The court documents reveal an intricate financial web connecting Cytonn Investments Management PLC (the principal partner), CHYS, CPN, and numerous SPVs. CHYS and CPN essentially served as collection vehicles pooling funds from retail investors, which were then channeled to various SPVs registered by Cytonn Investments Management PLC.

These SPVs were created to acquire and develop properties whose sales would generate returns for investors.

However, the court found evidence that blurred the lines between these supposedly independent entities.

Cytonn's financial troubles first became public knowledge in 2021 when it's promoters (Mr Dande and Cytonn Investments Management PLC) petitioned the court for administration orders regarding CHYS and CPN, admitting their inability to meet financial obligations.

While the SPVs were registered under the Limited Liability Partnership Act as distinct legal persons, company records (Form CR12s) showed Edwin Dande appearing as the principal partner in nearly all of them - a fact that significantly undermined claims of genuine corporate separation.

The appellate court also dealt with investors who claimed bona fide purchaser status for properties acquired through sale agreements.

The judges ruled that such claims must first be properly substantiated before the liquidator rather than through direct court action.

Similarly, creditors pushing an alternative Debt Settlement Proposal were rebuffed, with the court dismissing their plan as "fundamentally speculative" and an improper encroachment on the Official Receiver's statutory mandate.

In perhaps its most damning assessment, the Court of Appeal endorsed the High Court's characterization of the SPVs' operations as "a scheme akin to fraud."

The judges clarified that this strong language was not indicative of judicial bias but rather an accurate description of the financial arrangements under scrutiny.

The court also rejected arguments that the trial judge erred in applying the doctrine of tracing - a legal principle that establishes connections between misappropriated funds and current assets.

"The tracing in this instance was appropriately limited to preservation purposes rather than confiscation or disposal," the appellate judges explained.

The subsequent administrator's investigation revealed shocking deficiencies - the companies lacked credible funding models and showed no realistic prospects of rehabilitation.

This led to the administrator's recommendation for orderly wind-down proceedings, including appointment of specialized financial managers.

When competing applications emerged in 2023 - one seeking extension of administration and another pushing for liquidation - the High Court decisively terminated the administration regime and placed the companies under the Official Receiver's control.

The appellate rulings mark the final legal chapter in a saga that began four years ago when the Capital Markets Authority first sounded alarm bells by declaring CHYS and CPN unregulated investment schemes.

In September of this year the High Court upheld the CMA's decision to limit investments by Cytonn-affiliated funds, dealing a blow to Mr Dande's attempt to overturn the regulator's restrictions.

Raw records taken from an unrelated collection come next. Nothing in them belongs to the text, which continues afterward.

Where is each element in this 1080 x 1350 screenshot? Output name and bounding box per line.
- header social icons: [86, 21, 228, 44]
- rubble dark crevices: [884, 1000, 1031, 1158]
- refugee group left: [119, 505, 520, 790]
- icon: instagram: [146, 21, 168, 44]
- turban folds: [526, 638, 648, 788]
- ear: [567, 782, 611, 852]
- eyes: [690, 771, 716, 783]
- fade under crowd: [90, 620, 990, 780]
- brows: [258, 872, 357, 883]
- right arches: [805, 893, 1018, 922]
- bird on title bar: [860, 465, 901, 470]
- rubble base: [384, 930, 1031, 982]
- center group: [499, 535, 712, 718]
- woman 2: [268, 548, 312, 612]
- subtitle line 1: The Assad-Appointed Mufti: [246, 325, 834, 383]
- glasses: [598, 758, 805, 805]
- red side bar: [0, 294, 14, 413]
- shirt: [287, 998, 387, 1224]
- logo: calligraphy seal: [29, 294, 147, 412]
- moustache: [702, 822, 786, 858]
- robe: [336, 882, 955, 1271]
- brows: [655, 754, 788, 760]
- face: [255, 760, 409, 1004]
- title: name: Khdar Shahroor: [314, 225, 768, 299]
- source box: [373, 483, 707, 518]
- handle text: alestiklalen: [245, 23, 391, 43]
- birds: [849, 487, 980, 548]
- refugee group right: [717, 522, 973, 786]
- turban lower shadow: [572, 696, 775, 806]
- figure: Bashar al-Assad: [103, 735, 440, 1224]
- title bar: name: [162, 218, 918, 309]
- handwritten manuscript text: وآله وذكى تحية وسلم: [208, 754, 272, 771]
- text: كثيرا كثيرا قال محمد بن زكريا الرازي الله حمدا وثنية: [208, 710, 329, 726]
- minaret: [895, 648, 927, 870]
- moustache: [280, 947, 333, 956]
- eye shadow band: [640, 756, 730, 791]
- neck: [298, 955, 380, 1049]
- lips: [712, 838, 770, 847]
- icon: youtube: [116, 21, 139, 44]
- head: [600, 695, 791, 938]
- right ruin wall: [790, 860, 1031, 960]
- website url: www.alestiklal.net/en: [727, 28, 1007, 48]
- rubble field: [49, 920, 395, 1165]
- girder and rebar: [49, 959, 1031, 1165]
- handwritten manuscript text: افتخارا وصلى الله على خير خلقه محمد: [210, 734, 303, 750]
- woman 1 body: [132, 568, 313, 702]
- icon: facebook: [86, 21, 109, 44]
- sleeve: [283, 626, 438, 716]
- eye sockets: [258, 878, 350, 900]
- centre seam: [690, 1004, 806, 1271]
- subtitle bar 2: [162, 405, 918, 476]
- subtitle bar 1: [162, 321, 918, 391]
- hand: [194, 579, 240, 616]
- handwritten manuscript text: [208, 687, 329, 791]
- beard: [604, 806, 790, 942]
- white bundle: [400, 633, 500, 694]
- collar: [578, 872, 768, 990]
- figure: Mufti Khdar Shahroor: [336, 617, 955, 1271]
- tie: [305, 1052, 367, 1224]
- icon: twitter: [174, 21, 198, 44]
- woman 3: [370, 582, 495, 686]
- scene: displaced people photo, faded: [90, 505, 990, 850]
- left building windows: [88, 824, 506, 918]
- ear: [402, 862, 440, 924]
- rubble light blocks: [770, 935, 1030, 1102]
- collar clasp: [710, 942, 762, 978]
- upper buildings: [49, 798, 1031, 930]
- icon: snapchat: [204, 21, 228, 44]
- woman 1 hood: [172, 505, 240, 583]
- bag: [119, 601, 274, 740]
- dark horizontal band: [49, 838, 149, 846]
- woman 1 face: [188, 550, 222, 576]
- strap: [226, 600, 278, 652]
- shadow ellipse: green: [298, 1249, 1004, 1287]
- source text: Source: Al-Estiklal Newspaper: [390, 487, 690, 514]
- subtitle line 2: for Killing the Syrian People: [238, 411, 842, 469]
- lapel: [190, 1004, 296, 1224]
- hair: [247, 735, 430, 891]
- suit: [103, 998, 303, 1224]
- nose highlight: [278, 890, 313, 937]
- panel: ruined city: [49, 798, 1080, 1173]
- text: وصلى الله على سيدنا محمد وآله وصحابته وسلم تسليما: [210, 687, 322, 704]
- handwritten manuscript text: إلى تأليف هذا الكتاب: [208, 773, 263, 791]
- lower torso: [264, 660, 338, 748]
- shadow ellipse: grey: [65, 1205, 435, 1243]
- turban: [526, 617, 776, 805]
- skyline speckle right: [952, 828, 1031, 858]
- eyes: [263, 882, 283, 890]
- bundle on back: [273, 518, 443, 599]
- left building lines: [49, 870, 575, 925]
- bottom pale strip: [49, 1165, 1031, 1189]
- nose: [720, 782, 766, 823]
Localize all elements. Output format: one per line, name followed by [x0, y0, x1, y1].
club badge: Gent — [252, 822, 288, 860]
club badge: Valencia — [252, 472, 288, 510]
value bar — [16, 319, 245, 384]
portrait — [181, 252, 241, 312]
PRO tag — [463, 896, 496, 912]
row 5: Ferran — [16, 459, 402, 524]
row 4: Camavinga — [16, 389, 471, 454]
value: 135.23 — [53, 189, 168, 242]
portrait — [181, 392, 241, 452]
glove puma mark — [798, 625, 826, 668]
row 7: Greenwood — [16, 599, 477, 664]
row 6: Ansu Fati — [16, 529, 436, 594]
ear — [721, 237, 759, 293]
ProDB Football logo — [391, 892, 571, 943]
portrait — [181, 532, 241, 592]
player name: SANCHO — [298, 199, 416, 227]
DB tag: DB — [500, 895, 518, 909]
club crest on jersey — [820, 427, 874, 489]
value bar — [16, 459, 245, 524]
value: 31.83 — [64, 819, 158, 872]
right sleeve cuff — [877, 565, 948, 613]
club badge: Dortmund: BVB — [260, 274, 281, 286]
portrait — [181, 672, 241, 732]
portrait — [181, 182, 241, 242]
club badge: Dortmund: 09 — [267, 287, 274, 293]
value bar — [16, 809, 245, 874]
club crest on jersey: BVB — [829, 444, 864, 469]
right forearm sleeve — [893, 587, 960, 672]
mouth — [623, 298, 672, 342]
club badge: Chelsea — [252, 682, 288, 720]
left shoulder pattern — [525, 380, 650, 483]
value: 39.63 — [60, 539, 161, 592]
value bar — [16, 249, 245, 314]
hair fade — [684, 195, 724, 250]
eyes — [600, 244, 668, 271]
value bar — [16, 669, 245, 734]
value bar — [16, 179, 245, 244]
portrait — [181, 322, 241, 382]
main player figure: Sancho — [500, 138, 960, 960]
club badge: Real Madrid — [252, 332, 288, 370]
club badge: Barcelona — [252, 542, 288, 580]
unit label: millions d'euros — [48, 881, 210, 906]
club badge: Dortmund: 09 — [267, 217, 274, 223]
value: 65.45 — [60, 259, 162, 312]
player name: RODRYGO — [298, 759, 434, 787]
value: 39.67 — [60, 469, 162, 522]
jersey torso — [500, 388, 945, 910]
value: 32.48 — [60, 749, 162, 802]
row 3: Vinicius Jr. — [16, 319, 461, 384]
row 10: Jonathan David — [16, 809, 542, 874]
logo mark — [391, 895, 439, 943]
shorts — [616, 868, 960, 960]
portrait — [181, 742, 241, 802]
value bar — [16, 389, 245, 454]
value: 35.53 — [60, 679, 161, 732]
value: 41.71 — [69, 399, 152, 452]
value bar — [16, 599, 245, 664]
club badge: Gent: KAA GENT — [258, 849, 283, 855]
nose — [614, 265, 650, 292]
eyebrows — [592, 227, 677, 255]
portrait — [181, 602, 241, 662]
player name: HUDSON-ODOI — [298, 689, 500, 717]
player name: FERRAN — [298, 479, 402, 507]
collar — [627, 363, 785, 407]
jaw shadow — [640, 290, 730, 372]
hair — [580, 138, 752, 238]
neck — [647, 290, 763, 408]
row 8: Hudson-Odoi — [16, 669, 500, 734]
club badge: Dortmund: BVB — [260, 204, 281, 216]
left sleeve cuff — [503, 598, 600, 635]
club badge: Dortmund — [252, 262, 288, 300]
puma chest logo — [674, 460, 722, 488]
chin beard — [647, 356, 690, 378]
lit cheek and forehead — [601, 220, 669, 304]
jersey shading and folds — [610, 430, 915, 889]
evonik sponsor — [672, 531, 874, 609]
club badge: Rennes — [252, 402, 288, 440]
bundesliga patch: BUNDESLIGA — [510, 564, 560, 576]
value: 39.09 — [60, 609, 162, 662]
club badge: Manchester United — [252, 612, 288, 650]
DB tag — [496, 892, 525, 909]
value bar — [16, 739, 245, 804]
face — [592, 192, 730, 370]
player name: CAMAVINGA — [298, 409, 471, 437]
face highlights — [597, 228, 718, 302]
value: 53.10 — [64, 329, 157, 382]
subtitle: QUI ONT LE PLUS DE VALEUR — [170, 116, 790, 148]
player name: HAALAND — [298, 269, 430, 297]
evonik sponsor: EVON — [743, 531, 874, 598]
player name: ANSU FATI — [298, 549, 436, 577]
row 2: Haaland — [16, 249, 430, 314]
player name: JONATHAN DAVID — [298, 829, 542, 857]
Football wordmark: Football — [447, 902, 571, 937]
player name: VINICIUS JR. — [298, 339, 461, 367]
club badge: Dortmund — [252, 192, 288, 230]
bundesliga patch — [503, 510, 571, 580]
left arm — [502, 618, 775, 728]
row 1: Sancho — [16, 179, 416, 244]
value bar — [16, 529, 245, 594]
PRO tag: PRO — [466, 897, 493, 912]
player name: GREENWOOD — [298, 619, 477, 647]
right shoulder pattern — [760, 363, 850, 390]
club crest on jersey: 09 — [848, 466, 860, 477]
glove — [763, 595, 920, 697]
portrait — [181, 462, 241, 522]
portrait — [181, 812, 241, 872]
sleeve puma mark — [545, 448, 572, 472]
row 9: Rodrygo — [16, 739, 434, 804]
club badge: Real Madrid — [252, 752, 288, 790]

The court dismissed Mr Dande's petition challenging CMA's June 2020 directive that capped investments by Cytonn Asset Managers and Cytonn High Yield Fund at 10 percent of their portfolio for Cytonn-related projects.

Founded in 2014 by Mr Dande and other partners, Cytonn became popular for offering a range of residential and mixed-use properties to retail and institutional investors in the real estate sector, structured solutions, private equity and advisory. It also established 17 SPVs for investment purposes.